More small businesses are in the crosshairs: Bragg’s office has sent out 400 warning letters to other smoke shops around Manhattan, city officials said.

Inside one of the shops named in the new lawsuits, employees continued slinging products on Tuesday morning, apparently unfazed by the city’s latest threat. Known as Broadway, the store sits one block south of the city’s first legal dispensary, which is operated by Housing Works.

An employee at Broadway said he frequently served customers who had attempted to buy cannabis from Housing Works, but they complained of long lines or a shortage of offerings.

NYC sheriff raids an illegal smoke shop in Whitestone, Queens on Jan. 24, 2023, according to a Twitter post by City Councilmember Vickie Paladino

Vickie Paladino via Twitter

“They send their customers here to buy lighters, papers, pens. They’re not fully prepared,” said the employee, who declined to give his name for fear of further angering the city law enforcement. “You cannot close 2,000 smoke shops for that one store.”

While the store had applied for a cannabis license nearly a year ago, the employee said they had largely given up hope of receiving official permission to operate. The state’s early batch of licenses are being reserved for people with past marijuana convictions or their family members.

“They play games with us,” he said. “Why not just give out the licenses and make money fast?”

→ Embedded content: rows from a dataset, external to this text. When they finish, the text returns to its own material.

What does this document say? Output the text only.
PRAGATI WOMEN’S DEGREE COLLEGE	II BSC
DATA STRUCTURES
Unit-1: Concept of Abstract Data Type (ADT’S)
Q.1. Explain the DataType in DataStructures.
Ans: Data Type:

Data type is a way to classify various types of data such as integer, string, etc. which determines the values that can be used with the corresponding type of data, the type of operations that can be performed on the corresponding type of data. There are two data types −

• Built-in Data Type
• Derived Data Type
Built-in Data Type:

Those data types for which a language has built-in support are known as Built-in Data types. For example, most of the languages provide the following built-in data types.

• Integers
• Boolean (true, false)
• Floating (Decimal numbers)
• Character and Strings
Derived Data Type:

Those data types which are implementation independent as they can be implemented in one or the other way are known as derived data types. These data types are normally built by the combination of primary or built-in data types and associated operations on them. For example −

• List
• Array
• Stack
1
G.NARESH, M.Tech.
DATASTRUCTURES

Saint Marks Convenience has received a public nuisance complaint for allegedly selling marijuana without a license.

Jake Offenhartz

Another of the complaints names as defendants the owners of the property that houses Saint Mark’s Convenience and Smoke Shop. It states that on three separate occasions in December, an underage auxiliary police officer bought marijuana from the store. Each time, the officer went undercover in plainclothes, according to the complaint.

The lawsuit cites the city’s Nuisance Abatement Law and states all property related to the nuisance — that is, unlicensed pot sales — should be seized from the premises, and the landlords should be fined $1,000 for every day they allowed the nuisance to continue.